🤖 AI Summary
This work addresses the rapid yet often unstructured evolution of Transformer-based language models by proposing a practical, four-dimensional evaluation framework to distinguish substantive advances from incremental improvements and to guide cross-domain deployment. The framework holistically assesses model architecture, alignment methodologies, energy-efficiency trade-offs, and domain adaptability, encompassing key techniques such as encoder/decoder variants, long-context modeling, mixture-of-experts (MoE), retrieval augmentation, instruction tuning, and preference optimization. Through empirical analysis across vertical domains—including healthcare, finance, and law—the study quantifies the trade-offs between model scale and computational cost, redefines what constitutes an “advanced” model in real-world settings, identifies critical research gaps, and offers actionable guidelines for model selection and deployment.
📝 Abstract
Transformer-based language models have become the default substrate for natural language processing and the pace of new releases has made it hard for practitioners to separate durable ideas from the noise of incremental announcements.
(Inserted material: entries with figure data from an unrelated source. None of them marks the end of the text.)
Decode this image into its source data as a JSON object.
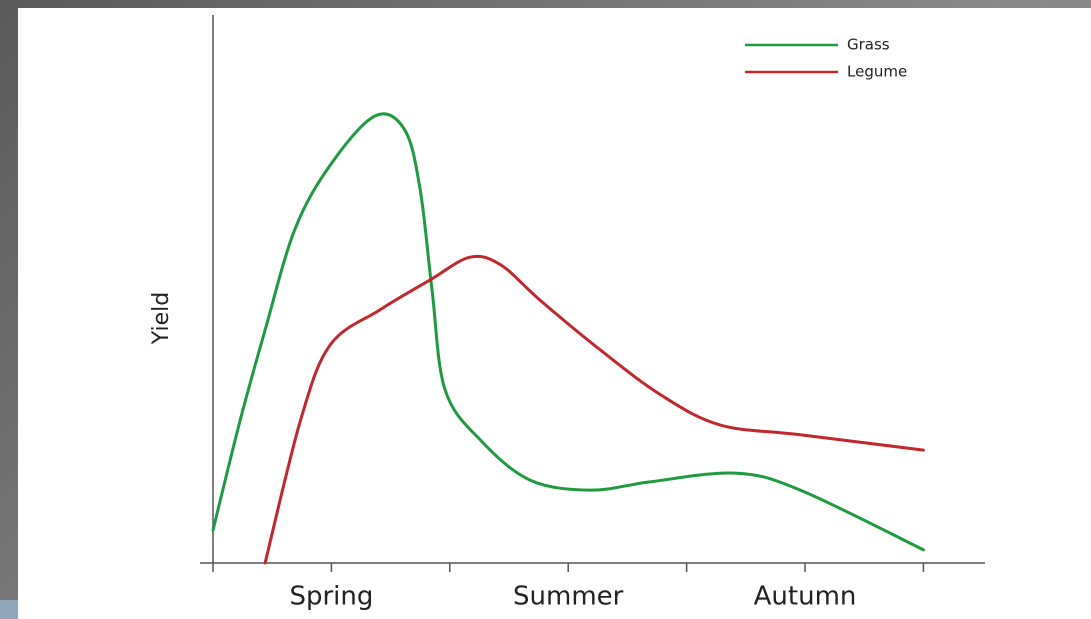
{
  "chart_data": {
    "type": "line",
    "categories": [
      null,
      "Spring",
      null,
      "Summer",
      null,
      "Autumn",
      null
    ],
    "xlim": [
      0,
      6.52
    ],
    "ylim": [
      0,
      100
    ],
    "ylabel": "Yield",
    "legend": "upper right",
    "series": [
      {
        "name": "Grass",
        "color": "#1f9a40",
        "x": [
          0,
          0.23,
          0.44,
          0.69,
          0.99,
          1.37,
          1.62,
          1.75,
          1.85,
          1.96,
          2.26,
          2.68,
          3.19,
          3.69,
          4.41,
          4.96,
          6.0
        ],
        "values": [
          6.0,
          26.1,
          42.5,
          60.8,
          72.6,
          81.6,
          79.0,
          68.1,
          49.8,
          31.6,
          22.4,
          15.1,
          13.3,
          14.8,
          16.4,
          13.3,
          2.4
        ]
      },
      {
        "name": "Legume",
        "color": "#c0282e",
        "x": [
          0.44,
          0.74,
          0.99,
          1.41,
          1.83,
          2.17,
          2.43,
          2.76,
          3.27,
          3.78,
          4.28,
          4.96,
          6.0
        ],
        "values": [
          0,
          26.1,
          39.8,
          46.2,
          51.6,
          55.8,
          54.4,
          48.0,
          38.9,
          30.7,
          25.2,
          23.4,
          20.6
        ]
      }
    ]
  }
}
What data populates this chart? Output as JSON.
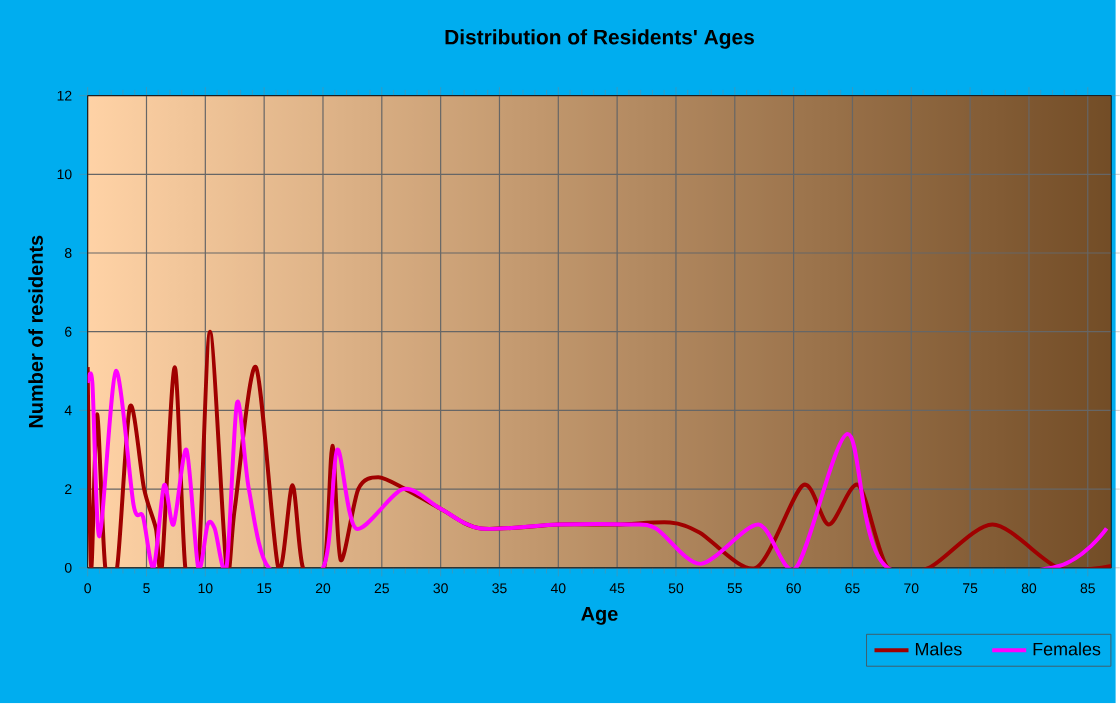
{
  "chart_data": {
    "type": "line",
    "title": "Distribution of Residents' Ages",
    "xlabel": "Age",
    "ylabel": "Number of residents",
    "xlim": [
      0,
      87
    ],
    "ylim": [
      0,
      12
    ],
    "xticks": [
      0,
      5,
      10,
      15,
      20,
      25,
      30,
      35,
      40,
      45,
      50,
      55,
      60,
      65,
      70,
      75,
      80,
      85
    ],
    "yticks": [
      0,
      2,
      4,
      6,
      8,
      10,
      12
    ],
    "grid": true,
    "legend": "bottom right",
    "line_style": "solid",
    "marker": "none",
    "series": [
      {
        "name": "Males",
        "color": "#a00000",
        "x": [
          0,
          0.3,
          0.8,
          1.5,
          2.5,
          3.6,
          4.8,
          5.8,
          6.3,
          7.4,
          8.3,
          9.4,
          10.4,
          11.8,
          12.5,
          14.3,
          16.2,
          17.4,
          18.3,
          20.1,
          20.8,
          21.5,
          23,
          24.7,
          27,
          30,
          33.4,
          40,
          45,
          49.5,
          52,
          56.8,
          60.8,
          63,
          65.5,
          68,
          71.5,
          76.9,
          82.5,
          87
        ],
        "values": [
          5.1,
          0,
          3.9,
          0,
          0,
          4.1,
          2,
          1,
          0,
          5.1,
          0,
          0,
          6,
          0,
          1.5,
          5.1,
          0,
          2.1,
          0,
          0,
          3.1,
          0.2,
          2,
          2.3,
          2,
          1.5,
          1,
          1.1,
          1.1,
          1.15,
          0.9,
          0,
          2.1,
          1.1,
          2.1,
          0,
          0,
          1.1,
          0,
          0.05
        ]
      },
      {
        "name": "Females",
        "color": "#ff00ff",
        "x": [
          0,
          0.4,
          1,
          2.4,
          3.9,
          4.7,
          5.6,
          6.5,
          7.3,
          8.4,
          9.4,
          10.2,
          10.8,
          11.8,
          12.7,
          13.7,
          15.4,
          20,
          21.2,
          22.8,
          26.8,
          30,
          33.4,
          40,
          46,
          48.3,
          52.1,
          57,
          60.2,
          64.6,
          68,
          82,
          86.6
        ],
        "values": [
          4.7,
          4.7,
          0.8,
          5,
          1.6,
          1.3,
          0,
          2.1,
          1.1,
          3,
          0,
          1.1,
          1,
          0,
          4.2,
          2,
          0,
          0,
          3,
          1,
          2,
          1.5,
          1,
          1.1,
          1.1,
          1,
          0.1,
          1.1,
          0,
          3.4,
          0,
          0,
          1
        ]
      }
    ]
  }
}
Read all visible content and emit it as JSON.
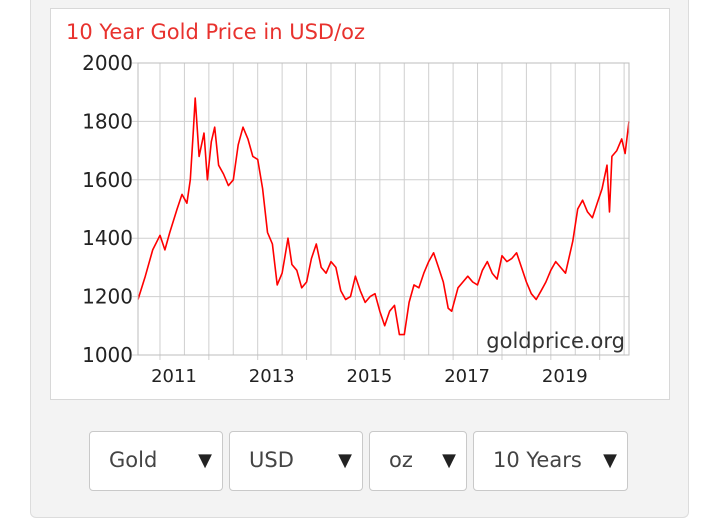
{
  "chart_data": {
    "type": "line",
    "title": "10 Year Gold Price in USD/oz",
    "watermark": "goldprice.org",
    "ylim": [
      1000,
      2000
    ],
    "yticks": [
      "1000",
      "1200",
      "1400",
      "1600",
      "1800",
      "2000"
    ],
    "xlim": [
      2010.55,
      2020.6
    ],
    "xticks": [
      "2011",
      "2013",
      "2015",
      "2017",
      "2019"
    ],
    "grid": true,
    "line_color": "#ff0000",
    "title_color": "#e8322e",
    "series": [
      {
        "x": [
          2010.55,
          2010.7,
          2010.85,
          2011.0,
          2011.1,
          2011.2,
          2011.35,
          2011.45,
          2011.55,
          2011.62,
          2011.68,
          2011.72,
          2011.8,
          2011.9,
          2011.97,
          2012.05,
          2012.12,
          2012.2,
          2012.3,
          2012.4,
          2012.5,
          2012.6,
          2012.7,
          2012.8,
          2012.9,
          2013.0,
          2013.1,
          2013.2,
          2013.3,
          2013.4,
          2013.5,
          2013.55,
          2013.62,
          2013.7,
          2013.8,
          2013.9,
          2014.0,
          2014.1,
          2014.2,
          2014.3,
          2014.4,
          2014.5,
          2014.6,
          2014.7,
          2014.8,
          2014.9,
          2015.0,
          2015.1,
          2015.2,
          2015.3,
          2015.4,
          2015.5,
          2015.6,
          2015.7,
          2015.8,
          2015.9,
          2016.0,
          2016.1,
          2016.2,
          2016.3,
          2016.4,
          2016.5,
          2016.6,
          2016.7,
          2016.8,
          2016.9,
          2016.97,
          2017.1,
          2017.2,
          2017.3,
          2017.4,
          2017.5,
          2017.6,
          2017.7,
          2017.8,
          2017.9,
          2018.0,
          2018.1,
          2018.2,
          2018.3,
          2018.4,
          2018.5,
          2018.6,
          2018.7,
          2018.8,
          2018.9,
          2019.0,
          2019.1,
          2019.2,
          2019.3,
          2019.45,
          2019.55,
          2019.65,
          2019.75,
          2019.85,
          2019.95,
          2020.05,
          2020.15,
          2020.2,
          2020.25,
          2020.35,
          2020.45,
          2020.52,
          2020.6
        ],
        "y": [
          1190,
          1270,
          1360,
          1410,
          1360,
          1420,
          1500,
          1550,
          1520,
          1600,
          1760,
          1880,
          1680,
          1760,
          1600,
          1730,
          1780,
          1650,
          1620,
          1580,
          1600,
          1720,
          1780,
          1740,
          1680,
          1670,
          1570,
          1420,
          1380,
          1240,
          1280,
          1330,
          1400,
          1310,
          1290,
          1230,
          1250,
          1330,
          1380,
          1300,
          1280,
          1320,
          1300,
          1220,
          1190,
          1200,
          1270,
          1220,
          1180,
          1200,
          1210,
          1150,
          1100,
          1150,
          1170,
          1070,
          1070,
          1180,
          1240,
          1230,
          1280,
          1320,
          1350,
          1300,
          1250,
          1160,
          1150,
          1230,
          1250,
          1270,
          1250,
          1240,
          1290,
          1320,
          1280,
          1260,
          1340,
          1320,
          1330,
          1350,
          1300,
          1250,
          1210,
          1190,
          1220,
          1250,
          1290,
          1320,
          1300,
          1280,
          1390,
          1500,
          1530,
          1490,
          1470,
          1520,
          1570,
          1650,
          1490,
          1680,
          1700,
          1740,
          1690,
          1800
        ]
      }
    ]
  },
  "controls": {
    "metal": "Gold",
    "currency": "USD",
    "unit": "oz",
    "period": "10 Years",
    "arrow": "▼"
  }
}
This review works at two levels. At the level of mechanism, we organise the main transformer families into a working taxonomy, covering encoder-only, decoder-only, encoder-decoder, long-context, permutation-based, and generator-discriminator variants. We then extend the discussion to post-2023 developments that changed the picture in practice: instruction tuning, reinforcement learning from human feedback, direct preference optimisation, mixture-of-experts scaling, retrieval augmentation and the current flagship model families from OpenAI, Anthropic, Google, Meta, Mistral and DeepSeek. At the level of use, we survey deployments across healthcare, finance, legal, education, customer service, creative writing and scientific work. Based on this we link each to the specific capabilities that make a transformer the appropriate tool. The contribution of this paper is a critical assessment that is based on the survey. We compare architectures on four axes that matter to deployment decisions, we quantify the trade-off between parameter count and energy cost. We also discuss how alignment methods, data provenance and benchmark saturation change what it means to call a model "state of the art". The final section lists the research questions that we think deserve more attention.